CPT "Internet Policy Review" issue

Internet Policy Review

The chairs of IAMCR's Communication Policy and Technology Section (CPT) would like to bring your attention to our recently released special issue - ‘Practicing rights and values in internet policy around the world,’ available open access in the Internet Policy Review journal.

The special issue includes five papers on internet policy and its impacts on citizens and consumers in Europe, Australia, the Americas, and Africa. All were presented in the Communication Policy & Technology (CPT) section at the International Association for Media and Communication Research conference, Eugene, Oregon, 2018.

The CPT chairing team also authored an editorial ‘Communication and internet policy: a critical rights-based history and future’ to situate the history and current contributions of CPT and IAMCR more generally in relationship to the field of Internet Policy research.
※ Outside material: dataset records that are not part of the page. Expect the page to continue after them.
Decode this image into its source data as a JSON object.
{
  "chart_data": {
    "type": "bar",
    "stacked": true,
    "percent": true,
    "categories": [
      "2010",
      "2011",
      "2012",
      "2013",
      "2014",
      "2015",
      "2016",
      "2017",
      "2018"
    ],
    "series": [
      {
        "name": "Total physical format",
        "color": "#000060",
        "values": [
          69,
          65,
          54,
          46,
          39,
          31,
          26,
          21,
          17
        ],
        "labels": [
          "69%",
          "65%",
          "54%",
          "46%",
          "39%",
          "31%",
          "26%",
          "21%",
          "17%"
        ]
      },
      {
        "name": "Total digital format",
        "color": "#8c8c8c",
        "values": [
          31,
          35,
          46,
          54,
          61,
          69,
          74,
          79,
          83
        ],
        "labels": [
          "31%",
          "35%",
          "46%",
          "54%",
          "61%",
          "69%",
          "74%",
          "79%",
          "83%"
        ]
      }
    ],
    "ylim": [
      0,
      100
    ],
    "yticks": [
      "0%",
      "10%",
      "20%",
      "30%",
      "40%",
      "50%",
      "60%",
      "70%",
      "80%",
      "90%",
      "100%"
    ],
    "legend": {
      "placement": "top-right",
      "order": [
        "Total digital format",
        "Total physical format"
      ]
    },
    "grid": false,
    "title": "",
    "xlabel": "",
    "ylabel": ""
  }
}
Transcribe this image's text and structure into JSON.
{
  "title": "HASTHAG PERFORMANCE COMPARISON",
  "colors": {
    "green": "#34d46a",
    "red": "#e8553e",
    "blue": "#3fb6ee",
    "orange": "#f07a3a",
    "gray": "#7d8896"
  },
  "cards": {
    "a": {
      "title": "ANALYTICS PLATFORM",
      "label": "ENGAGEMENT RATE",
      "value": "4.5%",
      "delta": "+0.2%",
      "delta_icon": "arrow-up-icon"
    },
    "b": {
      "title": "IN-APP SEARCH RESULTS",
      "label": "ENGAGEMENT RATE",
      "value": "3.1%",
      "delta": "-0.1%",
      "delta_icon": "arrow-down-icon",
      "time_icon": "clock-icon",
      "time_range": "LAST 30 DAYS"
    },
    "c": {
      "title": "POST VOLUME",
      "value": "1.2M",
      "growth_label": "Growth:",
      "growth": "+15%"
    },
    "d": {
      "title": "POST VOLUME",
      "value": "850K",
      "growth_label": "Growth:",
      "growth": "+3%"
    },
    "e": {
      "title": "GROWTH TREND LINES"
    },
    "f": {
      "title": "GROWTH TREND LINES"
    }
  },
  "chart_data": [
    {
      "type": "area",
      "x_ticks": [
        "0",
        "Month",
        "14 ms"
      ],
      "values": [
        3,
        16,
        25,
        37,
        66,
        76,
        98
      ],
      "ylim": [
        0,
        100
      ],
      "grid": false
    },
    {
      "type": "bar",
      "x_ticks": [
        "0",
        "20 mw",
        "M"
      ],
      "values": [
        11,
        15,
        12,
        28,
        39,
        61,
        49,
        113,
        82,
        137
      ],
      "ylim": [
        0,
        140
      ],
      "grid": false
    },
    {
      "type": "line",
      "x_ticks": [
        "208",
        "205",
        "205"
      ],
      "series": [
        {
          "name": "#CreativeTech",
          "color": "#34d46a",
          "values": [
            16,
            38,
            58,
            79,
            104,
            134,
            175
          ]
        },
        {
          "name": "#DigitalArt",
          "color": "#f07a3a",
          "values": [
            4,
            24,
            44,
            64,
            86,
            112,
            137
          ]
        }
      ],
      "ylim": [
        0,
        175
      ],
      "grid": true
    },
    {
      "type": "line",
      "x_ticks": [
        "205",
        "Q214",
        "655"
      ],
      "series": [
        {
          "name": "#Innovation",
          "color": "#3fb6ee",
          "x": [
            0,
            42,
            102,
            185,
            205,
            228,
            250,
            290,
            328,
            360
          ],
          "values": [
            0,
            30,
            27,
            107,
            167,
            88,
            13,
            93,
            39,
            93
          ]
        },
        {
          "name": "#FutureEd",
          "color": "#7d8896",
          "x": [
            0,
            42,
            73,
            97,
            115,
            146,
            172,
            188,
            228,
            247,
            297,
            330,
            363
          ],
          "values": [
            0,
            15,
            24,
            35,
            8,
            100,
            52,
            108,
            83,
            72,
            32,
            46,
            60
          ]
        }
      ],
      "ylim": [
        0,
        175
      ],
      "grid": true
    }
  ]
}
CPT has been a platform for researching telecommunications policy and infrastructure since 1974 and in 1990 “policy” was explicitly added to the section name.

We argue in this editorial that IAMCR scholars have played an important role in developing a critical rights-based approach to communication policy and later internet policy. You can read it at https://policyreview.info/articles/analysis/communication-and-internet-…;

This special issue aims to specifically cross some of the international and disciplinary boundaries facing internet policy researchers, and contribute to the development of internet policies that operate in the public interest, but also are built upon the legacy of activism and research that developed in relation to older communication systems.

The Internet Policy Review is an open access online journal, founded in 2013, which contributes empirical research, analysis and current affairs coverage to contemporary debate about media, information technology, telecommunications and internet governance. The Internet Policy Review is a publication of the Alexander von Humboldt Institute for Internet and Society, based in Berlin, Germany, in partnership with several research units and institutes across Europe.

We would like to acknowledge the generous support of the IAMCR Section and Working Groups Fund for this special issue. We would also like to acknowledge the work of our IAMCR colleagues who generously took part in the open peer review process.